Does your elderly parent continue to angrily deny his or her high risk of a fall?

What makes this denial even more puzzling is when the senior age person seems to be quite lucid and high functioning in other areas of life.

And perhaps that’s the problem. A person over age 65 who, for instance, is adept at using a computer and playing bridge may be more likely to deny a high fall risk, believing that only those with cognitive impairment or bad vision would be at risk for an injurious fall.

“Perhaps it seems to be a paradox, but life is full of situations in which people ‘know’ they should behave in one way, yet they actually do another (everything from exercise and losing weight to drinking too much to preventive maintenance on a car),” says Raymond L. Ownby, MD, PhD, MBA, Professor and Chair, Department of Psychiatry and Behavioral Medicine, Nova Southeastern University. Dr. Ownby specializes in the mental health of older adults.

“So it’s actually not an uncommon problem; people often don’t do what they should do, but rather, do what’s most expedient at the moment the behavior occurs,” continues Dr. Ownby.

“Just as someone knows they should lose weight, but might choose to have a second helping of a rich dessert, your hypothetical 85-year-old ‘knows’ that it’s risky to not use the cane or walker, but may still choose to move around without it because it’s easier — and at that moment they decide it’s unlikely that they will fall.”

Reasoning with a High Fall Risk Older Person May NOT Be Futile

A common objection by the senior citizen might be, “Oh, I don’t need my cane, it’s only a few steps.”

What’s the best response by the worried adult child or spouse to this objection?

You should point out that it takes only ONE step to lead to a fall.
A fall is not the result of many steps.
It’s the result of something going wrong with ONE step.

The motto is: “One step is all it takes. If your journey is only five steps, there are five opportunities to take a fall. That’s a lot.”

Dr. Ownby explains, “A critical issue is the way people think about risk. Because accidents and falls happen relatively rarely but require continuing effort to prevent, people often neglect the things that can ensure their safety.”

This applies to younger people, e.g., those who refuse to wear a seatbelt or who leave their car running while dashing into a convenience store for one item.

“It’s similar for the elder who chooses not to use the walker because ‘it’s just a few steps.’”

Denying a Fall Risk but not Other Medical Issues

“A key factor is the older person’s desire to maintain their independence and perhaps most importantly their self-image as independent and competent,” points out Dr. Ownby.

The irony with this kind of thinking is that the elderly man or woman, who keeps denying their fall risk and keeps making excuses, comes across as ANYTHING but competent.

When that aged person insists, “I won’t fall; I’ll just catch myself,” or, “I’ll grab onto the car if I start falling,” they hardly come across as possessing a high level of executive thinking.

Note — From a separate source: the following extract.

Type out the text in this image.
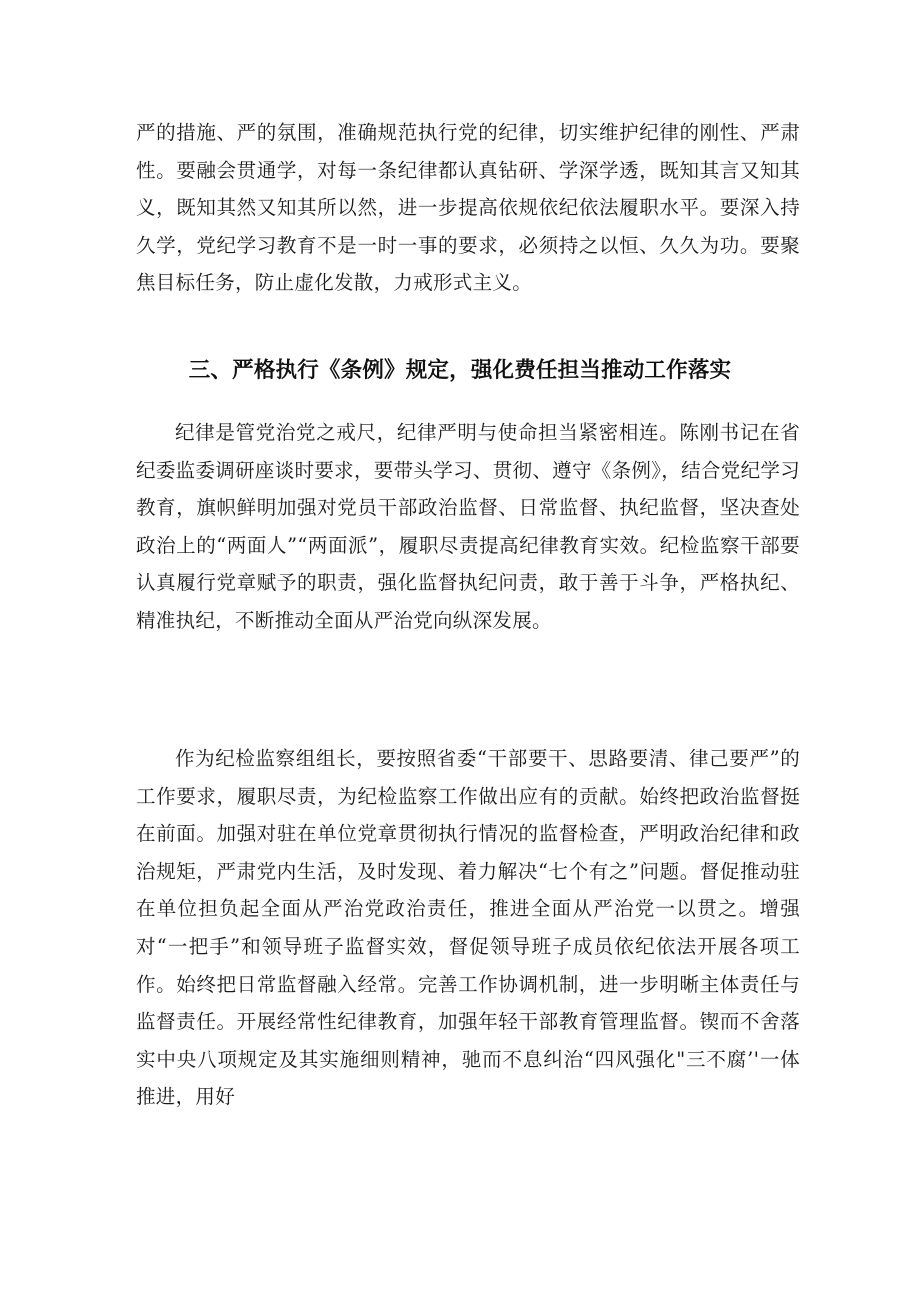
严的措施、严的氛围，准确规范执行党的纪律，切实维护纪律的刚性、严肃性。要融会贯通学，对每一条纪律都认真钻研、学深学透，既知其言又知其义，既知其然又知其所以然，进一步提高依规依纪依法履职水平。要深入持久学，党纪学习教育不是一时一事的要求，必须持之以恒、久久为功。要聚焦目标任务，防止虚化发散，力戒形式主义。

三、严格执行《条例》规定，强化费任担当推动工作落实

纪律是管党治党之戒尺，纪律严明与使命担当紧密相连。陈刚书记在省纪委监委调研座谈时要求，要带头学习、贯彻、遵守《条例》，结合党纪学习教育，旗帜鲜明加强对党员干部政治监督、日常监督、执纪监督，坚决查处政治上的“两面人”“两面派”，履职尽责提高纪律教育实效。纪检监察干部要认真履行党章赋予的职责，强化监督执纪问责，敢于善于斗争，严格执纪、精准执纪，不断推动全面从严治党向纵深发展。

作为纪检监察组组长，要按照省委“干部要干、思路要清、律己要严”的工作要求，履职尽责，为纪检监察工作做出应有的贡献。始终把政治监督挺在前面。加强对驻在单位党章贯彻执行情况的监督检查，严明政治纪律和政治规矩，严肃党内生活，及时发现、着力解决“七个有之”问题。督促推动驻在单位担负起全面从严治党政治责任，推进全面从严治党一以贯之。增强对“一把手”和领导班子监督实效，督促领导班子成员依纪依法开展各项工作。始终把日常监督融入经常。完善工作协调机制，进一步明晰主体责任与监督责任。开展经常性纪律教育，加强年轻干部教育管理监督。锲而不舍落实中央八项规定及其实施细则精神，驰而不息纠治“四风强化"三不腐’'一体推进，用好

Go ahead, point this out to your elderly parent. It just might give them pause.

“Using a walker or wearing a Life Alert pendant has a very specific meaning for many elders far beyond the basic reason for using them,” says Dr. Ownby.

“They are indications of a decline in function, loss of independence, and one sign on the road to further decline, disability, dependence and ultimately death.”

You should point out that further decline and disability can easily result from a fall, like a fractured hip!

Tell your senior age parent that they’re already making concessions due to their age, such as taking more or longer naps, taking a new medication, inspecting their bowel movements, cutting back on salt, upgrading their eyeglass prescription, etc. Why not add one more concession (fall prevention tactics) to this list?

“Basically, no one wants to look like (or be) a helpless old person,” says Dr. Ownby.

“We’re surrounded with negative stereotypes of aging, and people will spend large sums of money to cover up its signs.

“Other researchers have looked at this issue as one of stigma; and if being old is stigmatized, then it’s easy to understand why someone doesn’t want to see themselves in that light or mark themselves in this way.”

The sad fact is that many elderly men and women who are at risk for falls can see this risk in their peers, but fail to see it in themselves.

And even when they finally take a hard fall…they may still be in denial, blaming the mishap on a slippery floor.

Dr. Ownby has a special interest in cognitive aging, memory, psychiatry, neuropsychology and neuropsychological assessment.